Methods·A FHTG family with 13 members meeting the diagnostic criteria of the FHTG family was collected at the First Hospital of Lanzhou University. They were divided into the high triacylglycerol (TAG) group (7 persons) and the control group (6 persons) according to whether the level of TAG of the family members increased (≥2.26 mmol/L). Through the face-to-face investigation, age, gender, height, weight, body mass index (BMI), waist circumference, living habits and medical history and other general information of each member were collected. Based on the survey results, a family tree was drawn. After 8?12 h in abrosia, peripheral venous blood samples of the family members were collected for biochemical testing. The vertical auto profile (VAP) was used to determine the serum lipoprotein subclasses of the study subjects, including TAG, total cholesterol, low-density lipoprotein cholesterol (LDL-C), low-density lipoprotein (LDL), very low-density lipoprotein (VLDL), very low-density lipoprotein 3 (VLDL3), high-density lipoprotein cholesterol (HDL-C), high-density lipoprotein 2 (HDL2), high-density lipoprotein 3 (HDL3), intermediate-density lipoprotein, remnant-like lipoprotein particle, lipoprotein a and non-high-density lipoprotein. The LDL pattern was obtained by VAP method based on the analysis of LDL max time value. The vertical lipoprotein profile (VLP) was used to determine the serum low-density lipoprotein particle (LDL-P) of the study subjects. The levels of lipoprotein subclasses between the control group and the high TAG group were compared by independent sample t test.

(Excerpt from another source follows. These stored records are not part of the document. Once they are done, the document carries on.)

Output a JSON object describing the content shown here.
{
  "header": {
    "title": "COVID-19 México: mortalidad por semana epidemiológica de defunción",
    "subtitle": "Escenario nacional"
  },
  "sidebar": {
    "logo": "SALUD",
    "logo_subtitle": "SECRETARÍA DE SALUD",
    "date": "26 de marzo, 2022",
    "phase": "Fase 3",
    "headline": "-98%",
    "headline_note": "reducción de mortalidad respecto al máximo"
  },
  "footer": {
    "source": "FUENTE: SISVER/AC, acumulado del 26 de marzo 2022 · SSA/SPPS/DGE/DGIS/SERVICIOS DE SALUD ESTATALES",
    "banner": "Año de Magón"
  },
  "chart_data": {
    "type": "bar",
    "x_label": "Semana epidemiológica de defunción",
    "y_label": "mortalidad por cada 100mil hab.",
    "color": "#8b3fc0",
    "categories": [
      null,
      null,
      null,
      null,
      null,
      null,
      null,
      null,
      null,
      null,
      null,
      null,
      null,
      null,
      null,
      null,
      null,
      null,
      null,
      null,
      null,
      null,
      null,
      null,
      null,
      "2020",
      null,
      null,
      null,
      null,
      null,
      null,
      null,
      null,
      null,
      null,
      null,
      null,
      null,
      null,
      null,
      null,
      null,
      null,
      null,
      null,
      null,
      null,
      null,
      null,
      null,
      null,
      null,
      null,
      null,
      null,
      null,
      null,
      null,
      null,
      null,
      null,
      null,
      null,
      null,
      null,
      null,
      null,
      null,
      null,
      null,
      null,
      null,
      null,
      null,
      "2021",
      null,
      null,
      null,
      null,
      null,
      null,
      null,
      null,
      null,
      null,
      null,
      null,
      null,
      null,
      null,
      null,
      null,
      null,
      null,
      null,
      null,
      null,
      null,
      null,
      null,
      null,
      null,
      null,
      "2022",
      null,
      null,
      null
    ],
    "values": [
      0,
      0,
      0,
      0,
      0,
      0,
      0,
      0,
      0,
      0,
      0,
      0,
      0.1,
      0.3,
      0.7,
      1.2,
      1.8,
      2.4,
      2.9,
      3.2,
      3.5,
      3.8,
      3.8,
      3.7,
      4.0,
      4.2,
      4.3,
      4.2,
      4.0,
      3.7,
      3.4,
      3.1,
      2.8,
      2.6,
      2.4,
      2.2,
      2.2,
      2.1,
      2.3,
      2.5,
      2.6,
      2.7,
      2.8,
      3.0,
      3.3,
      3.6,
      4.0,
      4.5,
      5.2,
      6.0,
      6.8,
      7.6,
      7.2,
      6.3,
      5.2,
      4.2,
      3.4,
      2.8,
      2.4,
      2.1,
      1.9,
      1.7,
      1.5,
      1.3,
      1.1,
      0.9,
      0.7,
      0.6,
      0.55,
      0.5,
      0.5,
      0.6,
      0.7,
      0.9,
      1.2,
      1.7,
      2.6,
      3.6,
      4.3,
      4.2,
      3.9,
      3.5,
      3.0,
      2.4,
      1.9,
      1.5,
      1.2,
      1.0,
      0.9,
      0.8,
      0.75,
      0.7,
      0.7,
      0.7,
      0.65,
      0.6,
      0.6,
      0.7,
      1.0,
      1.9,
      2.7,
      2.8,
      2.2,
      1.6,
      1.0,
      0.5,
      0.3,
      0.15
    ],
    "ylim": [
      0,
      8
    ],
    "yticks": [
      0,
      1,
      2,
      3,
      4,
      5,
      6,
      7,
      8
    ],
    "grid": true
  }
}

Results·Compared with the control group, the high TAG group in FHTG pedigree had remarkably higher levels of height, weight, BMI and waist circumference (P=0.022, P=0.000, P=0.001, P=0.000). There was statistical significance in gender difference between the two groups (P=0.029), but there was no significant difference in age (P=0.561). Compared with the control group, the high TAG group had remarkably higher levels of TAG, VLDL, VLDL3 and LDL-P (P=0.003, P=0.033, P=0.020, P=0.043), and remarkably lower level of HDL-C, HDL2 and HDL3 (P=0.000, P=0.001, P=0.001). The LDL pattern in the high TAG group was small and dense, while the LDL pattern in the normal control group was mixed or large and sparse. There were no significant differences between other indicators.
Conclusions·In addition to the TAG and HDL-C commonly used in clinical practice, VLDL, VLDL3, LDL-P, small and dense LDL, HDL2 and HDL3 are expected to become the indicators for FHTG diagnosis and treatment.